Domino´s. Preparación de una pizza en local de Domino´s. (Foto: Alessandro Currarino / El Comercio)
Domino´s. Preparación de una pizza en local de Domino´s. (Foto: Alessandro Currarino / El Comercio)
Leslie Salas Oblitas

Viernes 10:40 de la noche y todas las mesas de su local de Pueblo Libre (donde antes operó La Caravana y El Pollerío) están llenas. ¡No hay nada que el tiempo no cure!, parece decir Domino’s, ya que su nuevo franquiciatario en el Perú (DPP Corp) se ha encargado de que el incidente que puso al descubierto la mala gestión de la marca -más allá de la cucaracha en la pizza- y que los obligó a salir del país (2015) pase a ser solo un tema más de estudio y debate en universidades.

Pero esto no es gratuito, la cadena estadounidense tuvo que replantear todos sus procesos y está trabajando en una matriz que involucra la calidad del producto, la tecnología, el precio y el servicio, asevera José Luis Camino, gerente general de la marca en el país.

Hoy, a casi un año del regreso del fast food (agosto 2016), el ejecutivo afirma estar satisfecho con lo logrado hasta el momento y asegura que sus locales han cubierto las expectativas del arranque salvo, curiosamente, la tienda de Pueblo Libre que todavía está pasando por procesos naturales de adecuación, ya que abrió hace pocas semanas.

“A gritos y sombrerazos -ya que se dieron retrasos en las inauguraciones por temas municipales, importación de equipos, demoras constructivas, etcétera- hemos cumplido la primera parte del proceso que era tener cinco tiendas. Estas se ubican en las avenidas Benavides y Del Ejército (Miraflores), Chorrillos, Magdalena y Pueblo Libre”, detalla.

José Luis Camino, gerente general de Domino´s (Foto: Alessandro Currarino / El Comercio)
José Luis Camino, gerente general de Domino´s (Foto: Alessandro Currarino / El Comercio)

Entre estos cinco locales, Domino’s vende alrededor de 50.000 pizzas al mes y la proyección es que este número aumente en 18% a 20% al primer año de todas.

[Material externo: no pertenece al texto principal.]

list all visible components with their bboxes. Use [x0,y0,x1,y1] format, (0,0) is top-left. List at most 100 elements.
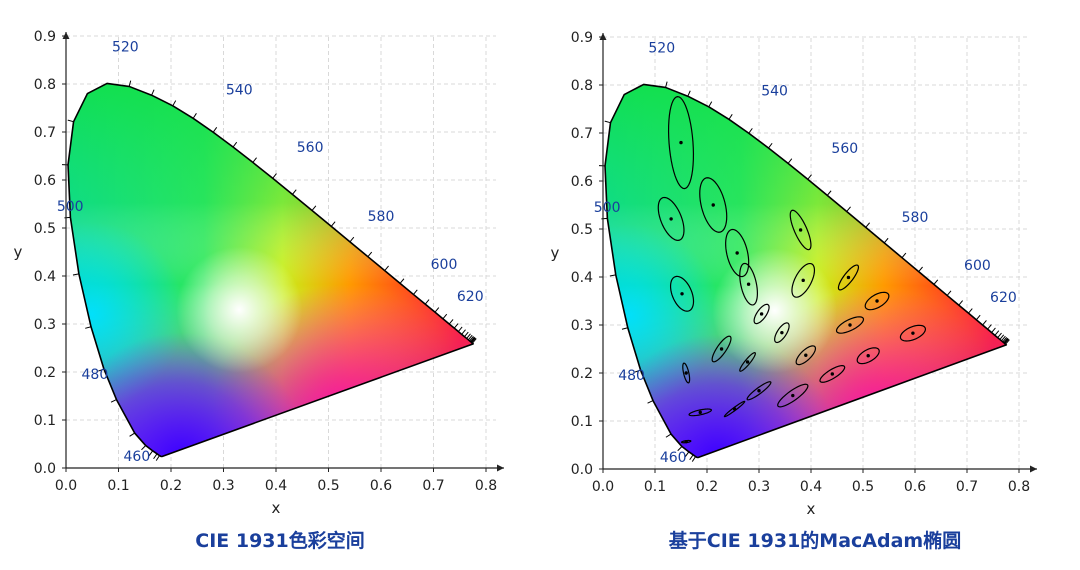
locus-tick [128,80,132,87]
wavelength-label: 460 [660,450,687,466]
macadam-ellipse [688,408,713,417]
locus-tick [846,206,851,212]
locus-tick [933,279,939,285]
macadam-ellipse [835,316,865,334]
wavelength-label: 580 [902,210,929,226]
locus-tick [728,114,733,120]
locus-tick [72,273,79,276]
wavelength-label: 540 [226,83,253,99]
ellipse-center [830,372,835,376]
locus-tick [470,337,476,343]
ellipse-center [791,393,795,398]
x-tick-label: 0.0 [55,478,77,494]
locus-tick [975,314,981,321]
macadam-ellipse [680,439,692,444]
locus-tick [604,120,611,124]
macadam-ellipse [774,322,790,344]
ellipse-center [679,140,683,145]
caption-left: CIE 1931色彩空间 [195,530,365,552]
x-tick-label: 0.1 [107,478,129,494]
ellipse-center [698,410,702,415]
x-tick-label: 0.7 [956,479,978,495]
y-tick-label: 0.1 [571,414,593,430]
x-axis-arrow [497,464,504,472]
locus-tick [1001,335,1006,342]
locus-tick [129,432,135,437]
wavelength-label: 460 [124,449,151,465]
locus-tick [64,216,71,219]
locus-tick [621,327,628,330]
ellipse-center [911,331,915,335]
ellipse-center [711,203,715,207]
locus-tick [448,319,454,325]
locus-tick [172,100,177,107]
macadam-ellipse [899,324,927,342]
locus-tick [665,81,668,88]
wavelength-label: 540 [761,84,788,100]
macadam-ellipse [699,177,728,233]
x-tick-label: 0.6 [370,478,392,494]
locus-tick [1002,336,1008,343]
ellipse-center [875,299,879,303]
locus-tick [151,89,155,96]
wavelength-label: 620 [457,289,484,305]
y-tick-label: 0.5 [571,222,593,238]
locus-tick [601,217,608,220]
locus-tick [442,313,448,320]
y-tick-label: 0.2 [571,366,593,382]
locus-tick [85,326,92,329]
locus-tick [461,329,466,335]
ellipse-center [680,292,684,296]
locus-tick [982,320,987,326]
ellipse-center [757,389,761,393]
locus-tick [467,334,473,341]
wavelength-label: 580 [368,209,395,225]
locus-tick [367,251,373,258]
ellipse-center [735,251,739,255]
macadam-ellipse [795,345,817,366]
y-tick-label: 0.4 [34,269,56,285]
x-tick-label: 0.4 [800,479,822,495]
x-axis-arrow [1030,465,1037,473]
wavelength-label: 500 [594,200,621,216]
locus-tick [466,333,471,339]
locus-ticks [62,80,477,461]
wavelength-label: 560 [831,141,858,157]
locus-tick [748,128,753,134]
locus-tick [413,289,418,295]
ellipse-center [866,354,870,358]
locus-tick [155,455,160,461]
locus-tick [999,334,1005,340]
wavelength-label: 600 [431,257,458,273]
locus-tick [453,323,459,329]
macadam-ellipse [739,352,756,372]
y-axis-label: y [551,244,560,262]
macadam-ellipse [725,228,750,278]
locus-tick [865,222,871,228]
ellipse-center [732,407,737,411]
y-tick-label: 0.9 [34,29,56,45]
locus-tick [110,399,117,403]
wavelength-label: 600 [964,258,991,274]
locus-tick [232,141,238,148]
y-tick-label: 0.7 [34,125,56,141]
spectral-locus [67,82,474,458]
locus-tick [434,307,440,313]
y-tick-label: 0.0 [34,461,56,477]
ellipse-center [801,278,805,283]
x-tick-label: 0.0 [592,479,614,495]
ellipse-center [798,228,803,232]
locus-tick [192,113,197,119]
locus-tick [687,90,691,97]
locus-tick [349,236,355,243]
locus-tick [826,190,832,196]
macadam-ellipse [682,362,691,384]
macadam-ellipse [753,303,770,325]
locus-tick [330,221,336,227]
locus-tick [997,332,1002,338]
ellipse-center [848,323,852,327]
locus-tick [424,299,430,305]
locus-tick [647,400,654,404]
locus-tick [98,368,105,372]
locus-tick [153,453,158,460]
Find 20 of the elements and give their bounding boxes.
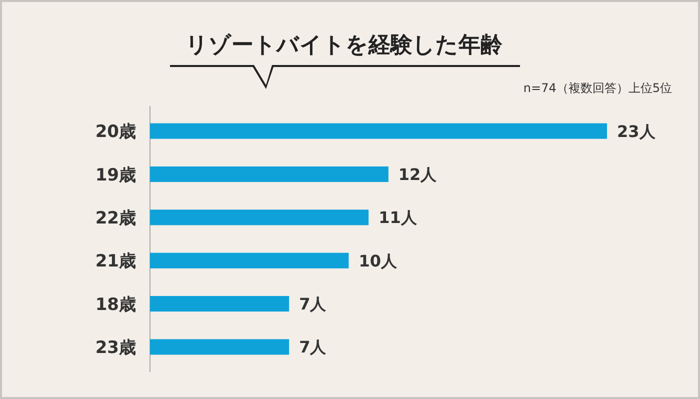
y-tick-label: 18歳 bbox=[95, 294, 136, 315]
y-tick-label: 23歳 bbox=[95, 338, 136, 358]
data-label: 7人 bbox=[299, 294, 328, 314]
chart-subtitle: n=74（複数回答）上位5位 bbox=[523, 81, 672, 95]
y-tick-label: 20歳 bbox=[95, 122, 136, 142]
bar bbox=[150, 123, 607, 139]
y-tick-label: 22歳 bbox=[95, 208, 136, 229]
bar bbox=[150, 166, 388, 182]
data-label: 11人 bbox=[378, 208, 418, 228]
y-tick-label: 19歳 bbox=[95, 165, 136, 186]
data-label: 12人 bbox=[398, 164, 438, 184]
bar bbox=[150, 210, 369, 226]
bar bbox=[150, 296, 290, 312]
bar bbox=[150, 339, 290, 355]
data-label: 7人 bbox=[299, 338, 328, 357]
bar bbox=[150, 252, 349, 268]
data-label: 23人 bbox=[617, 122, 656, 141]
chart-title: リゾートバイトを経験した年齢 bbox=[186, 33, 504, 58]
data-label: 10人 bbox=[358, 251, 398, 270]
y-tick-label: 21歳 bbox=[95, 252, 136, 272]
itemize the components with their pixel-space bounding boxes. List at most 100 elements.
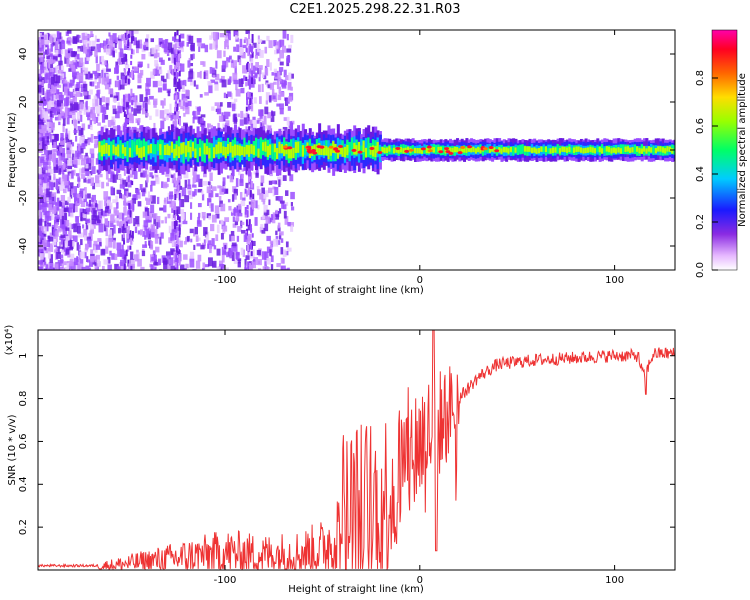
spectrogram-cell xyxy=(60,177,66,186)
spectrogram-cell xyxy=(60,238,63,245)
spectrogram-cell xyxy=(90,31,93,37)
spectrogram-cell xyxy=(112,108,117,115)
spectrogram-band xyxy=(666,146,670,152)
spectrogram-cell xyxy=(276,103,281,107)
spectrogram-band xyxy=(292,138,296,157)
spectrogram-cell xyxy=(139,69,144,76)
spectrogram-cell xyxy=(158,80,163,87)
spectrogram-cell xyxy=(39,237,44,244)
spectrogram-cell xyxy=(236,44,240,53)
spectrogram-cell xyxy=(255,48,261,56)
spectrogram-cell xyxy=(90,133,94,143)
spectrogram-cell xyxy=(245,106,248,112)
spectrogram-cell xyxy=(123,44,129,51)
spectrogram-cell xyxy=(69,145,73,152)
spectrogram-band xyxy=(161,142,165,154)
spectrogram-cell xyxy=(40,156,45,164)
spectrogram-band xyxy=(336,146,340,159)
spectrogram-cell xyxy=(175,57,178,62)
spectrogram-cell xyxy=(101,77,105,85)
spectrogram-cell xyxy=(257,118,262,122)
spectrogram-cell xyxy=(104,114,109,120)
spectrogram-cell xyxy=(176,209,179,216)
spectrogram-peak xyxy=(328,145,334,149)
spectrogram-cell xyxy=(43,206,47,216)
spectrogram-cell xyxy=(49,254,53,263)
spectrogram-cell xyxy=(71,188,75,196)
spectrogram-cell xyxy=(124,40,127,46)
spectrogram-cell xyxy=(100,249,106,256)
spectrogram-cell xyxy=(290,225,294,232)
spectrogram-cell xyxy=(41,125,47,131)
spectrogram-cell xyxy=(114,263,119,270)
spectrogram-cell xyxy=(67,30,72,34)
spectrogram-cell xyxy=(216,50,222,59)
spectrogram-cell xyxy=(54,116,60,121)
spectrogram-cell xyxy=(97,211,103,219)
spectrogram-band xyxy=(498,147,502,153)
spectrogram-cell xyxy=(83,39,88,48)
spectrogram-cell xyxy=(279,108,284,115)
spectrogram-cell xyxy=(260,175,265,184)
spectrogram-cell xyxy=(243,117,248,125)
spectrogram-cell xyxy=(40,99,43,104)
spectrogram-cell xyxy=(237,55,241,63)
spectrogram-band xyxy=(287,146,291,159)
spectrogram-cell xyxy=(130,251,134,260)
spectrogram-cell xyxy=(89,170,93,176)
spectrogram-cell xyxy=(74,257,78,266)
spectrogram-cell xyxy=(122,184,125,190)
spectrogram-band xyxy=(565,147,569,153)
spectrogram-cell xyxy=(258,76,261,82)
spectrogram-band xyxy=(668,146,672,152)
spectrogram-cell xyxy=(139,184,143,191)
spectrogram-cell xyxy=(112,98,117,103)
spectrogram-cell xyxy=(240,87,245,94)
spectrogram-cell xyxy=(184,195,190,203)
spectrogram-cell xyxy=(220,75,225,83)
spectrogram-cell xyxy=(261,251,267,260)
spectrogram-cell xyxy=(185,102,189,110)
spectrogram-cell xyxy=(178,117,181,126)
spectrogram-cell xyxy=(67,240,73,246)
spectrogram-cell xyxy=(89,230,93,240)
spectrogram-band xyxy=(570,147,574,154)
spectrogram-cell xyxy=(270,241,274,248)
spectrogram-cell xyxy=(211,106,215,111)
spectrogram-cell xyxy=(137,118,141,123)
spectrogram-cell xyxy=(63,98,68,107)
spectrogram-cell xyxy=(113,237,116,242)
spectrogram-cell xyxy=(173,68,176,76)
spectrogram-band xyxy=(605,146,609,152)
spectrogram-cell xyxy=(233,193,237,200)
spectrogram-cell xyxy=(249,98,252,106)
spectrogram-cell xyxy=(40,141,43,149)
spectrogram-cell xyxy=(275,45,278,49)
spectrogram-cell xyxy=(139,94,144,103)
spectrogram-cell xyxy=(59,41,62,50)
spectrogram-peak xyxy=(460,145,466,149)
spectrogram-cell xyxy=(89,119,93,127)
spectrogram-cell xyxy=(126,107,129,115)
spectrogram-band xyxy=(269,144,273,156)
spectrogram-cell xyxy=(290,206,295,211)
spectrogram-cell xyxy=(39,265,43,270)
spectrogram-cell xyxy=(57,150,61,156)
spectrogram-cell xyxy=(43,194,48,203)
spectrogram-band xyxy=(196,146,200,158)
spectrogram-cell xyxy=(76,91,81,97)
spectrogram-band xyxy=(390,148,394,154)
spectrogram-band xyxy=(255,143,259,155)
spectrogram-cell xyxy=(271,180,276,185)
spectrogram-cell xyxy=(123,223,126,231)
spectrogram-cell xyxy=(129,210,132,218)
spectrogram-cell xyxy=(261,227,266,234)
spectrogram-cell xyxy=(224,217,230,223)
spectrogram-cell xyxy=(186,41,189,47)
spectrogram-cell xyxy=(169,103,172,113)
spectrogram-cell xyxy=(55,75,61,84)
spectrogram-cell xyxy=(132,203,135,211)
spectrogram-cell xyxy=(150,241,154,250)
spectrogram-cell xyxy=(39,128,43,133)
spectrogram-cell xyxy=(206,186,212,194)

“La gente ha quedado gratamente sorprendida. Este relanzamiento de la marca se sigue consolidando y con pasos firmes”, anota.

SIGUIENTE ETAPA
Después de haber pagado una cuota de derecho de piso, lo cual es parte del aprendizaje, ahora viene la segunda etapa de expansión, señala José Luis Camino. Esta contempla abrir, de manera conservadora, cinco tiendas más este año. Tres de ellas ya están en construcción en las avenidas Aviación (San Borja), Faucett y La Marina (a tres cuadras de Plaza San Miguel). Todas estarían listas entre agosto y setiembre, completando ocho locales.

En ese mes, Domino’s también inaugurará su primer punto de venta en centros comerciales bajo el formato ‘food court’ en el patio de comidas del Jockey Plaza. “Para ello, estamos adecuando nuestro menú. Incluiremos pizzas personales y otros adicionales que son una sorpresa”, revela.

Además están en conversaciones con otros operadores de ‘malls’ para seguir creciendo a través de este canal. En cuanto a tiendas puerta a calle, señala que están analizando alternativas en Surco, Jesús María y La Molina.

El plan de la franquicia es cubrir todo Lima Metropolitana. En el 2018, el objetivo es más agresivo porque proyectan abrir 10 tiendas más y esperan que la situación económica del país los acompañe. “Un año de relanzamiento para una marca como esta todavía es poco, lo que estamos haciendo es ceñirnos a los parámetros que tenemos como la cercanía con nuestros clientes”, señala el ejecutivo.

Domino´s. Preparación de una pizza en local de Domino´s.  (Foto: Alessandro Currarino / El Comercio)
Domino´s. Preparación de una pizza en local de Domino´s. (Foto: Alessandro Currarino / El Comercio)

PEDIDOS EN LÍNEA
Otro avance para la cadena es su plataforma online. José Luis Camino dice que hoy 3 de cada 10 clientes realizan sus pedidos a través de su web o APP.

Comenta que los clientes pueden también programar su pedido para el futuro y hacerle seguimiento (con Domino’s Tracker) desde la elaboración de la pizza hasta que llegue a su domicilio.

Domino´s ha llegado a regalar unas 200 pizzas al mes por no entregar una orden antes de los 30 minutos, pero eso no les preocupa porque la consigna es mejorar su operatividad y productividad y, sobre todo, cumplir sus promesas lo cual está haciendo que el cliente les pague con su preferencia.